# Santa Rosa sound in Navarre



## jasonh1903 (Aug 6, 2010)

I've been fishing inshore several times in Navarre and i hardly ever have any luck. Anyone with me? Where are the fish at?


----------



## Stressless (Oct 2, 2007)

Only BP knows and they ain't telling now that the press is gone//


----------



## Yaksquatch (Mar 23, 2009)

jasonh1903 said:


> I've been fishing inshore several times in Navarre and i hardly ever have any luck. Anyone with me? Where are the fish at?

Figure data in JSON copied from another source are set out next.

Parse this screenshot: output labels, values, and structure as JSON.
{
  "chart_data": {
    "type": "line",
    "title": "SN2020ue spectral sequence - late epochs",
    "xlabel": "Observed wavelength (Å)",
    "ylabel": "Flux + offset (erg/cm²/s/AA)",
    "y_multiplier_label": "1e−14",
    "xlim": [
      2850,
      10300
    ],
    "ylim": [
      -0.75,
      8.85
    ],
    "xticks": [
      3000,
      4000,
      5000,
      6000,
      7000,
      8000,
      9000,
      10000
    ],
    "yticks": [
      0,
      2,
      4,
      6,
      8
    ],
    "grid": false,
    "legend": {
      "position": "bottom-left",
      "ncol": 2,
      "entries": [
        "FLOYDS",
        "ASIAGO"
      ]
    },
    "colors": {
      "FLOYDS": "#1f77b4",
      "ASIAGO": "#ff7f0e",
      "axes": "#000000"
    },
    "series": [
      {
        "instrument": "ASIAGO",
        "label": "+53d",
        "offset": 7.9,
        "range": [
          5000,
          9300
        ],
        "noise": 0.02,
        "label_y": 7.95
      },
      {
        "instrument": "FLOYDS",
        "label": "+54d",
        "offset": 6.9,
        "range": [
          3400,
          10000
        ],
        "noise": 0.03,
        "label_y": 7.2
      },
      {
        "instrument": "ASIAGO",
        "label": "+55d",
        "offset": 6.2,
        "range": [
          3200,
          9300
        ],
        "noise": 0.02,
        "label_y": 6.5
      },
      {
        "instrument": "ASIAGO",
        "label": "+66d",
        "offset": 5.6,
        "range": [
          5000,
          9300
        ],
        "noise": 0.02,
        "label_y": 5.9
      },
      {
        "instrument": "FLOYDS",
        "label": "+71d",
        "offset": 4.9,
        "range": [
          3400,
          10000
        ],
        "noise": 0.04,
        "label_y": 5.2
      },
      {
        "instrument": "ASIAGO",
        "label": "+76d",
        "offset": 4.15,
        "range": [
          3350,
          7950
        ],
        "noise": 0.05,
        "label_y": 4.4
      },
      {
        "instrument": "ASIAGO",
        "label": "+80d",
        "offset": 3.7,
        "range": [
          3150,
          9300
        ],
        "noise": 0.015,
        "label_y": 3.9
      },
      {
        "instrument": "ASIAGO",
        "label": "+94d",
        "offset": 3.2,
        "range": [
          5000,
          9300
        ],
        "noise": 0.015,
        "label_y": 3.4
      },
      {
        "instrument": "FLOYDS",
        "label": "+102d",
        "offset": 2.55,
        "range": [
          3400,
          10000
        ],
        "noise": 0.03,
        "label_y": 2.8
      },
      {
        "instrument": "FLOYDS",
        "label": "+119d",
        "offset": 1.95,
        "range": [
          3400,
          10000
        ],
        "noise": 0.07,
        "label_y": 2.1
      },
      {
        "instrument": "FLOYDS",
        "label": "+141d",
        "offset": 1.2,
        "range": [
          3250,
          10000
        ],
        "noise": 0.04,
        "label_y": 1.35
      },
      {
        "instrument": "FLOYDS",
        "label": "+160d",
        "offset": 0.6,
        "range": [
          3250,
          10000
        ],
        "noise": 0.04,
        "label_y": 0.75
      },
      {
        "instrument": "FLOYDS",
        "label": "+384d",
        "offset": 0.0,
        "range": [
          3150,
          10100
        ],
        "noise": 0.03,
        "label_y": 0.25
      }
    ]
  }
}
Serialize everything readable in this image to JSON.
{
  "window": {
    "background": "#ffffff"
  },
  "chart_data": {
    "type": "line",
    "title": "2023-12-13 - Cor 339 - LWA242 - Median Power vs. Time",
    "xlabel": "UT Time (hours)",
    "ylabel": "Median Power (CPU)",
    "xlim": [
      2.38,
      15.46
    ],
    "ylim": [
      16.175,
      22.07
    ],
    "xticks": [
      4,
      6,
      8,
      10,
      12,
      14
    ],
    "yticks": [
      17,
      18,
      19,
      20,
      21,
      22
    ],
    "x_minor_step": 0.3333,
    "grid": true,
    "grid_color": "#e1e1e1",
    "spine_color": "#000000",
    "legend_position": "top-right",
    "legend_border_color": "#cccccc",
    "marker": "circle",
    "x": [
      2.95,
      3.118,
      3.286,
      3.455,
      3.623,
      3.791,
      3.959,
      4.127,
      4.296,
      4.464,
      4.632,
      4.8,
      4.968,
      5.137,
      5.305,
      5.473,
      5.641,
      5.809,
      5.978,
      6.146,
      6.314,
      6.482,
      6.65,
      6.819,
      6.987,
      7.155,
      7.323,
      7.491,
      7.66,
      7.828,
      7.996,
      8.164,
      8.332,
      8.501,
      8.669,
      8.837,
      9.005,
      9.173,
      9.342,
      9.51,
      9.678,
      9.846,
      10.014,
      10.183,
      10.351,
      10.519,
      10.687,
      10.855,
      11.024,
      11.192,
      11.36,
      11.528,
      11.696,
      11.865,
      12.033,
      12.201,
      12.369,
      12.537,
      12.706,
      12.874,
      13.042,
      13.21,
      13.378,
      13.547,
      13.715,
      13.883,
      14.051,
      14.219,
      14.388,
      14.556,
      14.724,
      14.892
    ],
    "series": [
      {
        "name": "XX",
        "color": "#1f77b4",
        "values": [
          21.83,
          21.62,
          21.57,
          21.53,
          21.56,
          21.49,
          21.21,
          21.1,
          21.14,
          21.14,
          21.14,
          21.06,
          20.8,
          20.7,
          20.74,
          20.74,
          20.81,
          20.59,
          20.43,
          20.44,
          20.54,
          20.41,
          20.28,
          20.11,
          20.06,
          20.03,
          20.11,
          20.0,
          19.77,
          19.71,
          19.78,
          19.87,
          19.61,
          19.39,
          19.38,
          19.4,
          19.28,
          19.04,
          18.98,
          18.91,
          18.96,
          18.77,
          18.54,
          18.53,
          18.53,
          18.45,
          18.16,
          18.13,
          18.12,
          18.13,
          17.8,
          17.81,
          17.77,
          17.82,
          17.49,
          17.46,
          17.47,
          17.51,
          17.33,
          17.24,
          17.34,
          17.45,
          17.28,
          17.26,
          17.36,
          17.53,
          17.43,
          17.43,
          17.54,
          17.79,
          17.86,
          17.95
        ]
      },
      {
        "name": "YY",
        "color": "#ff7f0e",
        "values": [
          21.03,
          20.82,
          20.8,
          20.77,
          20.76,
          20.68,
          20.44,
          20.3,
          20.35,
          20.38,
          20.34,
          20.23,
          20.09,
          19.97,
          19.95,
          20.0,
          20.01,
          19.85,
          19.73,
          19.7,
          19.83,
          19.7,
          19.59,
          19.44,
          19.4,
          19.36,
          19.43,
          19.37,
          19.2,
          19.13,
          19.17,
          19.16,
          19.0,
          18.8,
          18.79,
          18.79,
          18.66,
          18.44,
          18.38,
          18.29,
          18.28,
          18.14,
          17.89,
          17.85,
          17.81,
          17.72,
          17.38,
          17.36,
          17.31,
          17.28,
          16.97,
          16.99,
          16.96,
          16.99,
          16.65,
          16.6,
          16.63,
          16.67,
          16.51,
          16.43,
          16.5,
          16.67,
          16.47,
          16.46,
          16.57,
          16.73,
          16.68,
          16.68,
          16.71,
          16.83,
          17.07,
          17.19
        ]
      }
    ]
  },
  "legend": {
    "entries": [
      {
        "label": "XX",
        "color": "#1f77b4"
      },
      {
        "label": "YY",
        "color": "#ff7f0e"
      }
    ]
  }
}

Docks man, docks! 1/8 -1/4oz soft plastic depending on depth. Skipcast under and hop it out. Be ready for reds to try ripping the rod out of your hand.

Alex


----------



## jdhkingfisher (Aug 6, 2010)

Yaksquatch said:


> Docks man, docks! 1/8 -1/4oz soft plastic depending on depth. Skipcast under and hop it out. Be ready for reds to try ripping the rod out of your hand.
> 
> Alex


this guy right. but try a noise making bobber with a gulp on the bottom end . trout early in the morning and reds at dusk


----------



## Live2Kayak~Kayak4Life (Apr 6, 2009)

fish the bridge that goes to the beach. everytime I catch flounder off it at the very least. Caugth some nice trout, black drum, and sheepshead off it also.:thumbsup:


----------



## lobsterman (Sep 30, 2007)

jasonh1903 said:


> I've been fishing inshore several times in Navarre and i hardly ever have any luck. Anyone with me? Where are the fish at?


I will tell you that as hot as it is the absolute best time right now is just before sun up and just after. There are some awesome producing flats in Navarre Sound.


----------



## chasintales (Sep 29, 2007)

North Shore near Woodlawn and Oriole Launches right at Dawn have been great. Also, if you can get down in front of lighthouse point first thing in the morning, just east of the community dock has been producing.

Chris


----------